Die Russen gehen nämlich nicht ins Restaurant, um zu essen oder zu trinken – das können sie auch zu Hause. Sie gehen aus, um zu feiern. Und dann muss alles, was sie sich zu Hause aus Sicherheitsgründen nicht trauen, erlaubt sein: Es darf gesungen, gebauchtanzt, am Kronleuchter geschwungen werden.

Die wichtigste Zutat der russischen Küche ist die Laune des Kochs. Hat er einen guten Tag, kann er einen mit Kaviar gefüllten Stör aus dem Ärmel zaubern und mit Spießen am Tisch jonglieren, Wodka schlucken und Feuer spucken. Wenn er einen schlechten Tag hat, kann es sogar noch abenteuerlicher werden. Man muss auf jeden Fall immer alles aufessen, weil die russischen Köche sehr nachtragend sind.

In ein solches Restaurant sollte man am besten zusammen mit irgendwelchen Russen gehen, am besten einen Tisch an der Wand nehmen, damit niemand von hinten an einen herankommen kann, am besten vor dem Besuch irgendwo an der Ecke einen kleinen Schnaps trinken und einen Tag davor nichts essen. Dann Mut sammeln und einfach eintreten, die Menschen freundlich begrüßen und sich diskret räuspern. Nur wenn man direkt vor dem Lokal zehn oder mehr nagelneue schwarze BMWs stehen sieht, sollte man nicht hineingehen, sondern sofort auf die andere Stra-ßenseite laufen und so tun, als wollte man ganz woanders essen, es aber in der nächsten Woche noch einmal versuchen. Sie können aber auch gleich bei sich zu Hause ein russisches Essen organisieren: viel Alkohol und Salzgurken kaufen, Freunde anrufen, die Musik laut aufdrehen, die Nachbarn einladen – fertig.

Das letzte Mal war ich in Berlin russisch essen, als mein Vater siebzig wurde.

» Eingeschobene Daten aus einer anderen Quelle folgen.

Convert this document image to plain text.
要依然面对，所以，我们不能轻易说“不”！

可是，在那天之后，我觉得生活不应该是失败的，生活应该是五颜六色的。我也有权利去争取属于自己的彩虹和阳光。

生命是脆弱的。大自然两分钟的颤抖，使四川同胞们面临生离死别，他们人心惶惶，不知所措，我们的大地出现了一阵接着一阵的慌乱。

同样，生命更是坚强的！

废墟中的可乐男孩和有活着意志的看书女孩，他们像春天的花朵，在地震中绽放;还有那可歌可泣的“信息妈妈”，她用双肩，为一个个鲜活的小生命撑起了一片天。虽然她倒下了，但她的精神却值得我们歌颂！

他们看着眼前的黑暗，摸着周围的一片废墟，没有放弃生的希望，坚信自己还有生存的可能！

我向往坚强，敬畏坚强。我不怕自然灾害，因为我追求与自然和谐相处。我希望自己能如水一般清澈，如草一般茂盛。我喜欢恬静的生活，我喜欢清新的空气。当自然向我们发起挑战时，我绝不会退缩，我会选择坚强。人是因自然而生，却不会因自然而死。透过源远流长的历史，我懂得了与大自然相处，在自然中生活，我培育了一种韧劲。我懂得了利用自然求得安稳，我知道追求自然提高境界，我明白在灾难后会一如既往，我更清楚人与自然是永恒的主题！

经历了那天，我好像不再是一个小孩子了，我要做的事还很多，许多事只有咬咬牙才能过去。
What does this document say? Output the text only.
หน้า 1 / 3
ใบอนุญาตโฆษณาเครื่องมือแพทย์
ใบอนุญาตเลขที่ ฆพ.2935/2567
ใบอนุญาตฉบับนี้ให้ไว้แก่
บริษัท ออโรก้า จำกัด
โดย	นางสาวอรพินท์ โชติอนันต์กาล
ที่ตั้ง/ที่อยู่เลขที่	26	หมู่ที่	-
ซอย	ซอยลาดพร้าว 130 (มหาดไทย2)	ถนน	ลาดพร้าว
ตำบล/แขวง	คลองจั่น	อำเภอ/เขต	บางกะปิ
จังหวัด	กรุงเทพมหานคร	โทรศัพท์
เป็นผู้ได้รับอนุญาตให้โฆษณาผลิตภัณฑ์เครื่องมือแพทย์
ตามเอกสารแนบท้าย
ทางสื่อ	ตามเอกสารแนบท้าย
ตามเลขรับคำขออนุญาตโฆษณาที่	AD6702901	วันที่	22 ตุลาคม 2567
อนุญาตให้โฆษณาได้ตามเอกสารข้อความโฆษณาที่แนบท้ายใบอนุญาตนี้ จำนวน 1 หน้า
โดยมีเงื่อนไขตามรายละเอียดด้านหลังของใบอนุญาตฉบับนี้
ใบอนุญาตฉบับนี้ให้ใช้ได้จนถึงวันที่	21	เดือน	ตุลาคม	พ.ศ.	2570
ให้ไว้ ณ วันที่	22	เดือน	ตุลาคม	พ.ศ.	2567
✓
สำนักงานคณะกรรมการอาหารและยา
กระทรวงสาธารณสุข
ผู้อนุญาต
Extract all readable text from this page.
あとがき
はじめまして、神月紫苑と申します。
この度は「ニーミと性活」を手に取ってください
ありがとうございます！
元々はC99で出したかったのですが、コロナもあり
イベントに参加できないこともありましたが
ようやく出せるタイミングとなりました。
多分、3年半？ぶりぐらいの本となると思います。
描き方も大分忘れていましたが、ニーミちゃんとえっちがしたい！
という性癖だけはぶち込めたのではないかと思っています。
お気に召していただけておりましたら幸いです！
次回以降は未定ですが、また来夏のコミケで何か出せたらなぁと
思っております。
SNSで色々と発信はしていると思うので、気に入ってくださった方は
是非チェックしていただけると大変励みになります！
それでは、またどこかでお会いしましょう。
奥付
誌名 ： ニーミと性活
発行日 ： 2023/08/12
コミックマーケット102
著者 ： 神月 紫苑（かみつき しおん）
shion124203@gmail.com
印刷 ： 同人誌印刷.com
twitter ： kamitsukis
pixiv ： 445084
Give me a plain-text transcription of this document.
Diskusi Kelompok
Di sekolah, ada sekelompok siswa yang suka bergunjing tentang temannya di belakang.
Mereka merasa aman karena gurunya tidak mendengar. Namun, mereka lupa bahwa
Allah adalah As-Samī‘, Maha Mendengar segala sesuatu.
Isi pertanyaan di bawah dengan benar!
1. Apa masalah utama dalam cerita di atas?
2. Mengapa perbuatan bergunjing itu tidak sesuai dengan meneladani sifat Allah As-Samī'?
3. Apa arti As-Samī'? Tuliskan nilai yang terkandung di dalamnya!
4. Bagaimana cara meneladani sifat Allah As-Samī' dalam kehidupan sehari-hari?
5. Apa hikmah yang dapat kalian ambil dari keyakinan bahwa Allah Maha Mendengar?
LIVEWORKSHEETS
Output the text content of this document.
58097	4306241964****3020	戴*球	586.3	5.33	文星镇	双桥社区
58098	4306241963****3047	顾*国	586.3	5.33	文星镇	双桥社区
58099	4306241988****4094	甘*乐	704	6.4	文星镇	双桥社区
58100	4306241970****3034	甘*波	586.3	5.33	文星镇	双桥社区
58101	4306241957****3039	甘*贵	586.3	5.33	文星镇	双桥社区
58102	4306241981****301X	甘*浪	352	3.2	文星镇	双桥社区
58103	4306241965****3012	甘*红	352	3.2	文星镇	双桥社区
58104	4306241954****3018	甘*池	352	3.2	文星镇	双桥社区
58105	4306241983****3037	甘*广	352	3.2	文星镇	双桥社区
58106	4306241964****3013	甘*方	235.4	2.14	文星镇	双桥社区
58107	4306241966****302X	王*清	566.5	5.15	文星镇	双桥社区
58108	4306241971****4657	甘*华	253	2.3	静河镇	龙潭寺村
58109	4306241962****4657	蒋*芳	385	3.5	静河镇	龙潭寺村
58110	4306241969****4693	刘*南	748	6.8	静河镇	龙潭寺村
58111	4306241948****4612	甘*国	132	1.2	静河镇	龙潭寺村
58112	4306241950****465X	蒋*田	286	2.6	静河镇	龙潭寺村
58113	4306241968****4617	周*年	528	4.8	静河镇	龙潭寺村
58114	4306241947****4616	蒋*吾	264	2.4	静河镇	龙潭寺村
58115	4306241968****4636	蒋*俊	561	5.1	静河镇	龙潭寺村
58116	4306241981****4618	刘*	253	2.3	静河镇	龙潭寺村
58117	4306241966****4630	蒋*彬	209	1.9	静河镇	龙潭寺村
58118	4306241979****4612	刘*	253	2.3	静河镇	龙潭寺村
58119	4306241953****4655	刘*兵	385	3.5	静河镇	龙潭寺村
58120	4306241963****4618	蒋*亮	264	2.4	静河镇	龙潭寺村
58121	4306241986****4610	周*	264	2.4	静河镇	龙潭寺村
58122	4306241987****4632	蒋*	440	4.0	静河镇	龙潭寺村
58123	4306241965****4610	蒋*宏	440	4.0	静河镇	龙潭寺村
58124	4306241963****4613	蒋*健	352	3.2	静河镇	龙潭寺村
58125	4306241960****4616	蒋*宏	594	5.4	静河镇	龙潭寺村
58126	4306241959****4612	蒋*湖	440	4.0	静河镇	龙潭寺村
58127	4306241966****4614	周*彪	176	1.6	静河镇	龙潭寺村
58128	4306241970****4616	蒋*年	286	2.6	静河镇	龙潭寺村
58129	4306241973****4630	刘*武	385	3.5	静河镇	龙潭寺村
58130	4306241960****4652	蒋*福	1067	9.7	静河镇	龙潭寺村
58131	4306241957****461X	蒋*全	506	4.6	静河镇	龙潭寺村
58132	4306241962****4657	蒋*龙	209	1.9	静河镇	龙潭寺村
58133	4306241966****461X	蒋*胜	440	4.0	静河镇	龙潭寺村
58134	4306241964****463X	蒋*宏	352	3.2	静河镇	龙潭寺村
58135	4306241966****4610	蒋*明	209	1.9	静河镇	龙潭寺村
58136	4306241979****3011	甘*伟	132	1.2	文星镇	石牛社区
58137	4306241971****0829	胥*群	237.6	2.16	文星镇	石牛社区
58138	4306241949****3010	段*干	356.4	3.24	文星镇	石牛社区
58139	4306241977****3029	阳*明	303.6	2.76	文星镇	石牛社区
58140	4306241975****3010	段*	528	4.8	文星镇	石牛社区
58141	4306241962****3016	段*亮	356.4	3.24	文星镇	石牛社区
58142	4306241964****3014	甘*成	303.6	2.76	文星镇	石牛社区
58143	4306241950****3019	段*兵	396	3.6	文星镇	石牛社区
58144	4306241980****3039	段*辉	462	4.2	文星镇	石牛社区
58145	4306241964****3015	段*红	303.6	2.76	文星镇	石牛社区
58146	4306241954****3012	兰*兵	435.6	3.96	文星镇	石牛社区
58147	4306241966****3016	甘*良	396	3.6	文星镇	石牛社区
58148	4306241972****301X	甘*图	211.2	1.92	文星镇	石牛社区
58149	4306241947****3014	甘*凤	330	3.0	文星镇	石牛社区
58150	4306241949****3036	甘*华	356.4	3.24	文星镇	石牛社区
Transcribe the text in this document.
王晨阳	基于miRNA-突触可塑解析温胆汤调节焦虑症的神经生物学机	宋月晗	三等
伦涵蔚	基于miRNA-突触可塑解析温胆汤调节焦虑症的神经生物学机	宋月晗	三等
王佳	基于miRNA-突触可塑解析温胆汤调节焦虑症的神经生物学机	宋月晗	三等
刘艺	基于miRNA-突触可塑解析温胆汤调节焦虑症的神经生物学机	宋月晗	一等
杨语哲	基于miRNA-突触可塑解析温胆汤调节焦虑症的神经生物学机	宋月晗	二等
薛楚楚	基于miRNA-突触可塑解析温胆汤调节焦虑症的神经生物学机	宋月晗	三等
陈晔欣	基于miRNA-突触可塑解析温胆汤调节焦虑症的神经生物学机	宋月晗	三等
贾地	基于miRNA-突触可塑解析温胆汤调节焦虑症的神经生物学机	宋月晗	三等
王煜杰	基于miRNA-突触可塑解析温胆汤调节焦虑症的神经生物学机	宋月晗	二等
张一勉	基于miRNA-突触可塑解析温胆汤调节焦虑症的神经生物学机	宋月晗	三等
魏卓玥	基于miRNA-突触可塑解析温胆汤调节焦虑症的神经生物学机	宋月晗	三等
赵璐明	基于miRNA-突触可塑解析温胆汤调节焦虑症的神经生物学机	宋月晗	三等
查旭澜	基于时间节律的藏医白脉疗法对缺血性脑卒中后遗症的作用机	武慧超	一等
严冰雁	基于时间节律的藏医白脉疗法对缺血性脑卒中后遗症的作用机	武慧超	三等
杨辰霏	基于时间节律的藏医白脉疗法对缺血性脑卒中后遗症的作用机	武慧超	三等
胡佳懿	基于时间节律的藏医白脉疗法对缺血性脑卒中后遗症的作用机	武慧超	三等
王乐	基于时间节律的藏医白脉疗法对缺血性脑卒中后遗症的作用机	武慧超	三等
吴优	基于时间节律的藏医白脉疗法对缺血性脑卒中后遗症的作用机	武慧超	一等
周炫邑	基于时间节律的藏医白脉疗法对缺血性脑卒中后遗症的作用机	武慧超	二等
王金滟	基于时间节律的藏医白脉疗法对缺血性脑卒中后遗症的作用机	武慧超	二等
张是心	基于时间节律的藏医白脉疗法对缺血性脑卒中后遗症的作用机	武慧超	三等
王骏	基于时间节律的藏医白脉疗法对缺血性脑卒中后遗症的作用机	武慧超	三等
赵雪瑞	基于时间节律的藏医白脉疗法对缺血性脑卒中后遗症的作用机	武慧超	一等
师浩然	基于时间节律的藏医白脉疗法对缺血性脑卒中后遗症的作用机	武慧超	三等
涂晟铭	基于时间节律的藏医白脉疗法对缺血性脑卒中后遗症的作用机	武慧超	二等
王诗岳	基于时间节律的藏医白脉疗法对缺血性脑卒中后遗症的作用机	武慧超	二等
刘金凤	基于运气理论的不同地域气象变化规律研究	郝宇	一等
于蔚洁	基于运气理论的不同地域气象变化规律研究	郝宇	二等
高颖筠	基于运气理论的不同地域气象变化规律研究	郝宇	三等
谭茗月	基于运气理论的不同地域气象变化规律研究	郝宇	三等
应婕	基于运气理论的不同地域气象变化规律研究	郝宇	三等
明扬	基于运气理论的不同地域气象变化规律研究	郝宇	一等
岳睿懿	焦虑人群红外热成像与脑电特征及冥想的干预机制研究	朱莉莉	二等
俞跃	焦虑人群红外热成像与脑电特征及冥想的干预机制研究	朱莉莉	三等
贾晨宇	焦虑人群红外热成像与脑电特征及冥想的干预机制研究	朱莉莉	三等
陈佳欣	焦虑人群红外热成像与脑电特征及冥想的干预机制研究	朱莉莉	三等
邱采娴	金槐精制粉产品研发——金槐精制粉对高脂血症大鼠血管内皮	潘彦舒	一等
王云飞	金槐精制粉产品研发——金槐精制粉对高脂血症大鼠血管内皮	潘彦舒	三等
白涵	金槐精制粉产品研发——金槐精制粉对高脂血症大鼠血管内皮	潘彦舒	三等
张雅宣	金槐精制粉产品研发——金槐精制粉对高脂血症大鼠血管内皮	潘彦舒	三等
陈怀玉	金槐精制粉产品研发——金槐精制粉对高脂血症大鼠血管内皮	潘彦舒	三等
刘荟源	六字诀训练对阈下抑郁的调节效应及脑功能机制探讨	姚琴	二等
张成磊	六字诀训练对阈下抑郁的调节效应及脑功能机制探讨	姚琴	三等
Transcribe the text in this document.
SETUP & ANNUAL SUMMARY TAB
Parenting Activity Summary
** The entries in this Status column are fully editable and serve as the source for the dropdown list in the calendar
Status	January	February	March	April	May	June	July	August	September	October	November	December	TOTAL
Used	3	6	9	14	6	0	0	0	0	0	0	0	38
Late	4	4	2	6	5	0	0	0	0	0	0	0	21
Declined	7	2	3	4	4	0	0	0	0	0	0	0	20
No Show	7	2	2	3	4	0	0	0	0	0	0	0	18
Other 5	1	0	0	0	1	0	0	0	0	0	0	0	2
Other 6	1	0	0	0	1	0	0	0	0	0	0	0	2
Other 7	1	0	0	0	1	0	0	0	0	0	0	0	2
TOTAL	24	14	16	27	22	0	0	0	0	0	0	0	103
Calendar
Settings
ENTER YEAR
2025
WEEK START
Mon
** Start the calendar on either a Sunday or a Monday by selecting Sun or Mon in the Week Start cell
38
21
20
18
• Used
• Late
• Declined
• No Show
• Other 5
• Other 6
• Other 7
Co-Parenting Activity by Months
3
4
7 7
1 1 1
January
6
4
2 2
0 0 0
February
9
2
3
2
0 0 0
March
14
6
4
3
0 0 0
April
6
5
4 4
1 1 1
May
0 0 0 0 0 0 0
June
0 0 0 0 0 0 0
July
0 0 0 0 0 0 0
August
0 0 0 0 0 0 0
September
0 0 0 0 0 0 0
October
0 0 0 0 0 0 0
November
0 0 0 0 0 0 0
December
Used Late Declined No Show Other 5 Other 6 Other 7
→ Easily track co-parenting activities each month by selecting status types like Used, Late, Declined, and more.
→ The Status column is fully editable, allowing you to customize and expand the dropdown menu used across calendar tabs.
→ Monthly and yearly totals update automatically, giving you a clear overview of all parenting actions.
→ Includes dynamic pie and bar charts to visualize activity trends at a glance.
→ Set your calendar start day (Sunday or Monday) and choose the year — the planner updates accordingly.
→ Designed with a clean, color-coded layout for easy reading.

Zu Hause gemütlich mit der Familie zusammen zu feiern, fand er zu kleinkariert, nein: Er wollte protzen und lud die ganze Verwandtschaft in das bereits erwähnte authentische Restaurant am Rande der Stadt ein. Der Laden galt seit Jahren als eine Art geheime Zaubertür in die Vergangenheit, für Touristen und Einheimische nicht sichtbar. Russen kochen dort für Russen und machen sie glauben, sie wären nie ausgereist. Ein paar Mal war ich bereits dort gewesen, hatte diese magische Verbindung genossen und jedes Mal erleichtert aufgeatmet, wenn ich in das nächtliche Berlin zurückgekehrt war. Zuletzt schien diese Zaubertür jedoch technische Probleme zu haben: Ich rief mehrmals dort an, um herauszufinden, an welchem Tag sie geöffnet hatten, doch nie ging jemand ans Telefon. Schließlich gelang es mir aber doch, den einzig möglichen Termin für unseren Zeittransport zu vereinbaren – einen Samstag.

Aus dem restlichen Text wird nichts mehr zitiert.